An appropriate control of the heat flux distribution over the solar central receiver is essential to achieve an efficient and safe operation of solar tower systems. High solar radiation variation due to moving clouds may cause failures to the solar receiver. This paper shows a dynamic performance analysis of a solar central receiver operating when short-time cloud passages partially shade the solar field. The solar receiver incorporates an aiming methodology based on a closed loop model predictive control approach. The DNI changes are simulated using an agent-based model that closely emulates the transients in solar radiation caused by clouds. These models are coupled with a solar system model that resembles the Gemasolar solar plant. The simulations showed that the base feedback loop aiming strategy could successfully restore the solar receiver back to its steady state after transient operations caused by clouds. However, undesired overshoots in incident flux density and high heating rates in the controlled variables were found.
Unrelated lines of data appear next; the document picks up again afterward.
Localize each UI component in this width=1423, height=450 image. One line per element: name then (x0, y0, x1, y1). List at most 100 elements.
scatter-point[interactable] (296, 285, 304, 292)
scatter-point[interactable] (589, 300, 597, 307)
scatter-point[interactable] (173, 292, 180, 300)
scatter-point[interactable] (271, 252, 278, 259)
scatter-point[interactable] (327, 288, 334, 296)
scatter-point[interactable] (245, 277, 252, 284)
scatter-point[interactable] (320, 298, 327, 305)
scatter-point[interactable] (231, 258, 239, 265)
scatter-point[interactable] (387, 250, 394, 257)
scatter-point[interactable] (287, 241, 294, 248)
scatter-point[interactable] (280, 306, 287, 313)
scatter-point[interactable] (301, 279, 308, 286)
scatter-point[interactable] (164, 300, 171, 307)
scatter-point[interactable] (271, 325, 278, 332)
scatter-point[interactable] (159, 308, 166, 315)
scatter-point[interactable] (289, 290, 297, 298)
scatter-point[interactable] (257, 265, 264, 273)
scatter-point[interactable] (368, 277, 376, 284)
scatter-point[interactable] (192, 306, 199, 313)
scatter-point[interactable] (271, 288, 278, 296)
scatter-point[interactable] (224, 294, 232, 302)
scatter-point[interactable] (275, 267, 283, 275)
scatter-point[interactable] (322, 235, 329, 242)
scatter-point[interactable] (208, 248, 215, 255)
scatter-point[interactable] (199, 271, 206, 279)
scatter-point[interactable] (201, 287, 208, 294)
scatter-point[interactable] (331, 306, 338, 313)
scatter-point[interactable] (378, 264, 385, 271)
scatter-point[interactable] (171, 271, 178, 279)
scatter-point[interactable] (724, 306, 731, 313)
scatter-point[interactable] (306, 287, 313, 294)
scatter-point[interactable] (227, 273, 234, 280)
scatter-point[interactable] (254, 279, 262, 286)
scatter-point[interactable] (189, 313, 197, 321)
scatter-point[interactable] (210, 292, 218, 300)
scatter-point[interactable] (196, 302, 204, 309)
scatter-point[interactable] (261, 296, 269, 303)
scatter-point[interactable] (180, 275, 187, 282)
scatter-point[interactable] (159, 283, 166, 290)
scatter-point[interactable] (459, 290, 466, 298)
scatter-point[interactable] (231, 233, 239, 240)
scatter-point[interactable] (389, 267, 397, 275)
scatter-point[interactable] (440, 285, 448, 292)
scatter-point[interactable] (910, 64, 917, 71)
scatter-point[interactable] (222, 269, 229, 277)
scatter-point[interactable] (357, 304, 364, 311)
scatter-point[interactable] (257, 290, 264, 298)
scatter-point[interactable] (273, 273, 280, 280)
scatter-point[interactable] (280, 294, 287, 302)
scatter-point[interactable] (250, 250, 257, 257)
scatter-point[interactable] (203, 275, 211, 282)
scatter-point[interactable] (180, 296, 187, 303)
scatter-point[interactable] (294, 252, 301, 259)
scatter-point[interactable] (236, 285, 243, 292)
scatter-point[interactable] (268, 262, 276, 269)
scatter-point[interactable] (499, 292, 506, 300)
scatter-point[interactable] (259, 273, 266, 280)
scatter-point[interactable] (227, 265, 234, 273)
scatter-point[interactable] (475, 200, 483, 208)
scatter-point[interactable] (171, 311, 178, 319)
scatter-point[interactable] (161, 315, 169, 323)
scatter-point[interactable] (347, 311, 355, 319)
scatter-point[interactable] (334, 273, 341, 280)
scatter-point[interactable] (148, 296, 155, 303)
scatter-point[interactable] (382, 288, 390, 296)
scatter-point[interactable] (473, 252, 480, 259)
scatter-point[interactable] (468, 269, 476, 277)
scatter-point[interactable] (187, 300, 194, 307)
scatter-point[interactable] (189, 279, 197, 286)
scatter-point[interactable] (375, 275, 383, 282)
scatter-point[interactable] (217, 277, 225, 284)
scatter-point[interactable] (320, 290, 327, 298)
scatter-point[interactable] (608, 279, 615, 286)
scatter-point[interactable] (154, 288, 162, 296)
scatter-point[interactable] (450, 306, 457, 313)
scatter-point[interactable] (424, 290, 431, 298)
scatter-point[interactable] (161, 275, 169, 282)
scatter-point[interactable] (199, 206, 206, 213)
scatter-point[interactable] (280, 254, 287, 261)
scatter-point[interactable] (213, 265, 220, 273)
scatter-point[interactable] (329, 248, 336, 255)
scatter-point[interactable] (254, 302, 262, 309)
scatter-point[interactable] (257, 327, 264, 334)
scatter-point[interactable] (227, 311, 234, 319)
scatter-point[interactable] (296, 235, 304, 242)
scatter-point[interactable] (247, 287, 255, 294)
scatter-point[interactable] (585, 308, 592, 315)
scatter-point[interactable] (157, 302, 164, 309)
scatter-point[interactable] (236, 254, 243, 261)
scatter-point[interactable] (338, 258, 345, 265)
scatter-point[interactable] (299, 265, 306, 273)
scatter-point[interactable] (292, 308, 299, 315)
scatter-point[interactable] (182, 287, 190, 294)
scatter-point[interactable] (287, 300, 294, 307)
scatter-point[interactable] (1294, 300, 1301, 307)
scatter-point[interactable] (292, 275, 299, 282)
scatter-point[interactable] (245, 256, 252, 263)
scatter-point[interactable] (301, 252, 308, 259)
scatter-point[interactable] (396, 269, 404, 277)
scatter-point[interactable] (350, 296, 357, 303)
These issues are overcome through a setpoint readjustment approach, which is temporally supported by a PI controller. The results show that the proposed aiming control strategy can provide a continuous safe operation of the solar central receiver when subject to transient flux distribution due to clouds. •A dynamic performance analysis of a new closed control loop methodology for heliostat aiming manipulation was performed.•A new aiming control methodology was coupled to a DNI disturbance model.•The collaborative group behaviour allows the existing control loop techniques to reduce the number of manipulated variables.•Flux peak caused by DNI fluctuations can be diminished using the proposed aiming methodology with an energy loss of 2.45%.